DOT Staffing, Outside FAA, Down 21 Percent Since Inauguration
The U.S. Department of Transportation has shed a net 3,528 of its full-time employees since President Trump took office, internal DOT documents show. This represents a 6.1 percent reduction in the total DOT workforce.
However, there is a significant difference between the situation at the Federal Aviation Administration and the rest of the Department. The FAA is only down 1,200 people (a 2.6 percent reduction). But the remainder of the department, whose collective workforce is dwarfed by the FAA, saw a reduction of 2,238 employees, or a 20.9 percent reduction in total headcount.
| Headcount | Headcount | Net Change, 1/20-10/23 | ||||
| On Jan. 20 | Reductions | Additions | On Oct. 23 | People | Percent | |
| FAA | 46,595 | -3,774 | +2,574 | 45,395 | -1,200 | -2.6% |
| The rest of DOT | 11,120 | -2,519 | +191 | 8,792 | -2,328 | -20.9% |
| Total, DOT | 57,715 | -6,293 | +2,765 | 54,187 | -3,528 | -6.1% |
As the table above shows, the FAA originally has a gross 8.1 percent attrition rate, with 3,774 job reductions, but this was largely offset by 2,574 new hires (mostly new air traffic controllers). But the 191 new hires at the rest of the Department were a drop in the bucket compared with the 2,519 gross employee reductions.
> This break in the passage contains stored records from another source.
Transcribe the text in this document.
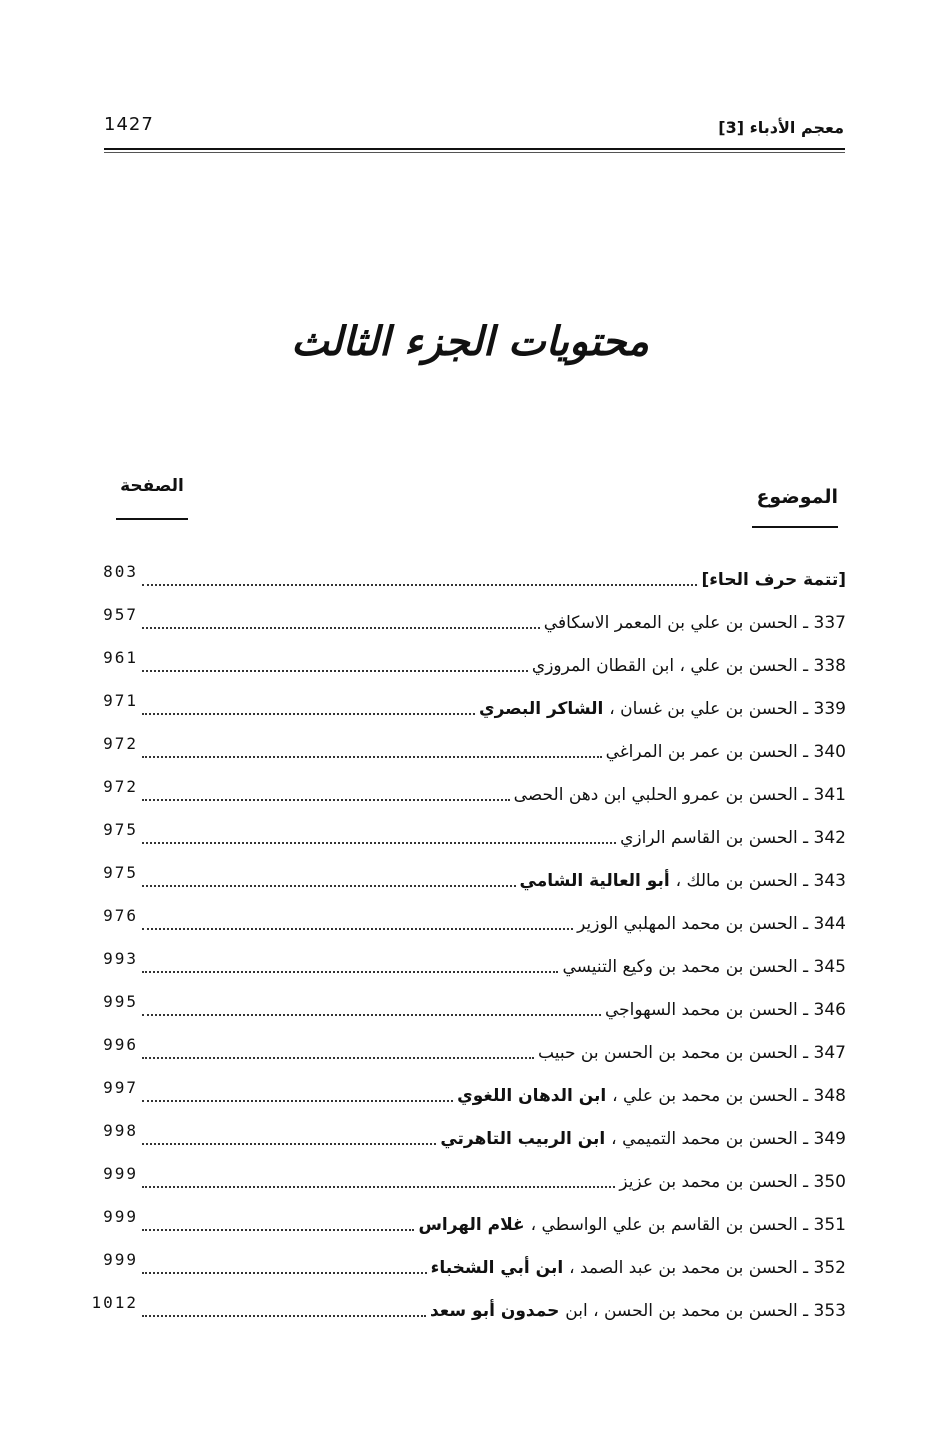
1427	معجم الأدباء [3]
محتويات الجزء الثالث
الصفحة	الموضوع
[تتمة حرف الحاء]
803
337 ـ الحسن بن علي بن المعمر الاسكافي
957
338 ـ الحسن بن علي ، ابن القطان المروزي
961
339 ـ الحسن بن علي بن غسان ، الشاكر البصري
971
340 ـ الحسن بن عمر بن المراغي
972
341 ـ الحسن بن عمرو الحلبي ابن دهن الحصى
972
342 ـ الحسن بن القاسم الرازي
975
343 ـ الحسن بن مالك ، أبو العالية الشامي
975
344 ـ الحسن بن محمد المهلبي الوزير
976
345 ـ الحسن بن محمد بن وكيع التنيسي
993
346 ـ الحسن بن محمد السهواجي
995
347 ـ الحسن بن محمد بن الحسن بن حبيب
996
348 ـ الحسن بن محمد بن علي ، ابن الدهان اللغوي
997
349 ـ الحسن بن محمد التميمي ، ابن الربيب التاهرتي
998
350 ـ الحسن بن محمد بن عزيز
999
351 ـ الحسن بن القاسم بن علي الواسطي ، غلام الهراس
999
352 ـ الحسن بن محمد بن عبد الصمد ، ابن أبي الشخباء
999
353 ـ الحسن بن محمد بن الحسن ، ابن حمدون أبو سعد
1012
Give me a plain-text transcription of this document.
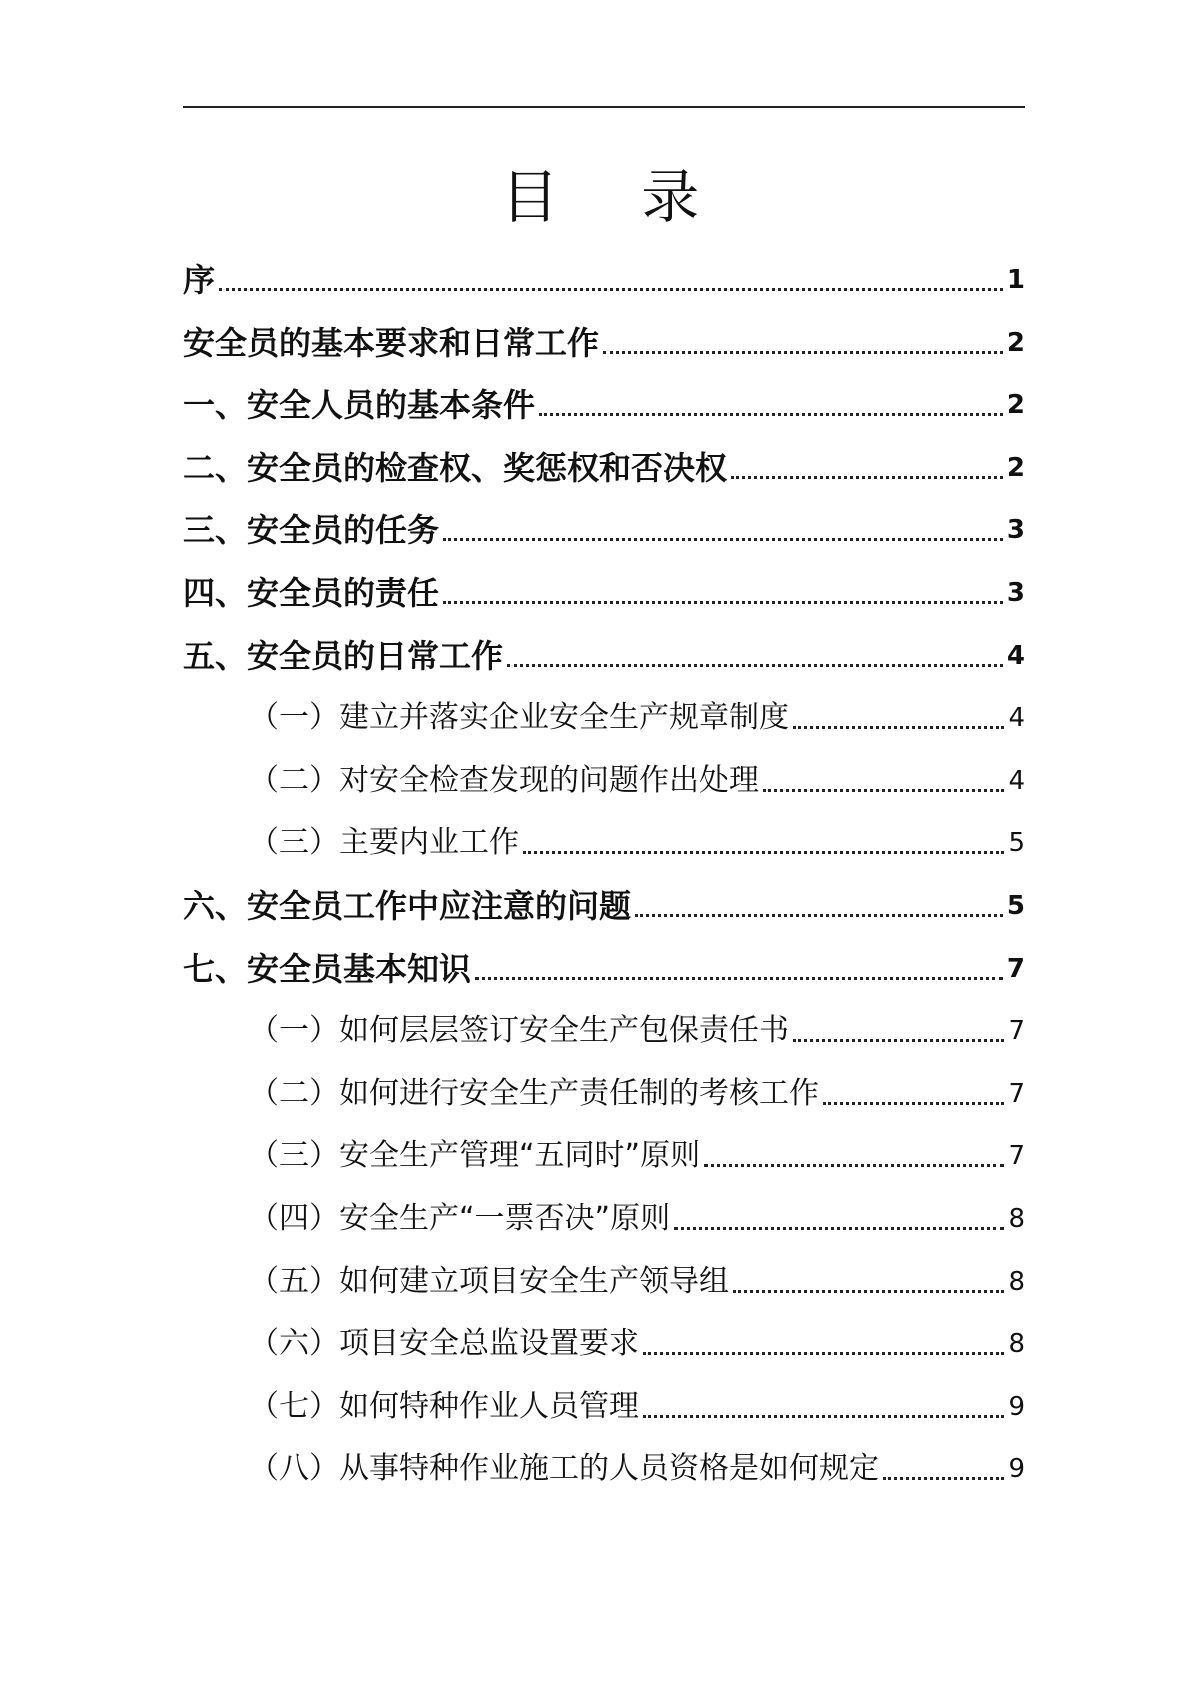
目 录
序	1
安全员的基本要求和日常工作	2
一、安全人员的基本条件	2
二、安全员的检查权、奖惩权和否决权	2
三、安全员的任务	3
四、安全员的责任	3
五、安全员的日常工作	4
（一）建立并落实企业安全生产规章制度	4
（二）对安全检查发现的问题作出处理	4
（三）主要内业工作	5
六、安全员工作中应注意的问题	5
七、安全员基本知识	7
（一）如何层层签订安全生产包保责任书	7
（二）如何进行安全生产责任制的考核工作	7
（三）安全生产管理“五同时”原则	7
（四）安全生产“一票否决”原则	8
（五）如何建立项目安全生产领导组	8
（六）项目安全总监设置要求	8
（七）如何特种作业人员管理	9
（八）从事特种作业施工的人员资格是如何规定	9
The gross departures are split roughly 50-50 into those stemming from the Deferred Resignation Program (DRP), alias the “fork in the road,” and those who left for other reasons. Not all of the DRP departures were resignations – 1,729 were retirements, while 1,565 were resignations. And another 829 DOT employees will be separating under DRP in the post-September 30 period.
Outside of the DRP, the documents we saw do not distinguish between non-DRP voluntary resignations and retirements, deaths, transfers to other government work, or layoffs.
And, while we know or were able to deduce the gross number of total reductions by modal administration, we do not have a breakdown of how the 191 new hires outside the FAA were distributed between modes. So we do not have net staffing reductions for all of the modes.
But in gross terms, the staffing reductions hit some modes harder than others:
- FTA: -35.7% (-282 positions)
- NHTSA: -28.5 percent (-226 positions)
- FHWA: -27.5 percent (-834 positions)
- OST: -24.6 percent (-491 positions)
- FRA: -19.1 percent (-231 positions)
- PHMSA: -18.6 percent (-124 positions)
- FMCSA: -17.4 percent (-221 positions)
Mode-by-mode details of the gross reductions (before the 2,574 add-backs at FAA and the collective 191 add-backs everywhere else) are below.
Changes in U.S. Department of Transportation Personnel Headcount Since Inauguration Day |
|||||||
| January 20 | Took DRP- | Took DRP- | Subtotal, | Est. Other | Est. Total | Attrition | |
| Headcount | Resigned | Retired | Voluntary | Reductions* | Reductions* | Rate | |
| FAA | 46,595 | -516 | -985 | -1,501 | -2,273 | -3,774 | -8.1% |
| FHWA | 3,034 | -367 | -262 | -629 | -205 | -834 | -27.5% |
| FMCSA | 1,270 | -60 | -88 | -148 | -73 | -221 | -17.4% |
| FRA | 1,210 | -100 | -59 | -159 | -72 | -231 | -19.1% |
| FTA | 791 | -181 | -58 | -239 | -43 | -282 | -35.7% |
| GLS | 127 | 0 | -8 | -8 | -3 | -11 | -8.8% |
| MARAD | 833 | -9 | -14 | -23 | -9 | -32 | -3.8% |
| NHTSA | 792 | -120 | -71 | -191 | -35 | -226 | -28.5% |
| OIG | 403 | -18 | -27 | -45 | -22 | -67 | -16.7% |
| OST | 1,994 | -150 | -118 | -268 | -223 | -491 | -24.6% |
| PHMSA | 666 | -44 | -39 | -83 | -41 | -124 | -18.6% |
| Total | 57,715 | -1,565 | -1,729 | -3,294 | -3,000 | -6,294 | -10.9% |
| Non-FAA | 11,120 | -1,049 | -744 | -1,793 | -726 | -2,519 | -22.7% |
*There may be small rounding errors in the “Est.” columns – we had to divide know January 20 headcounts by one-decimal-point-rounded total attrition rates to get reduced October 23 headcounts.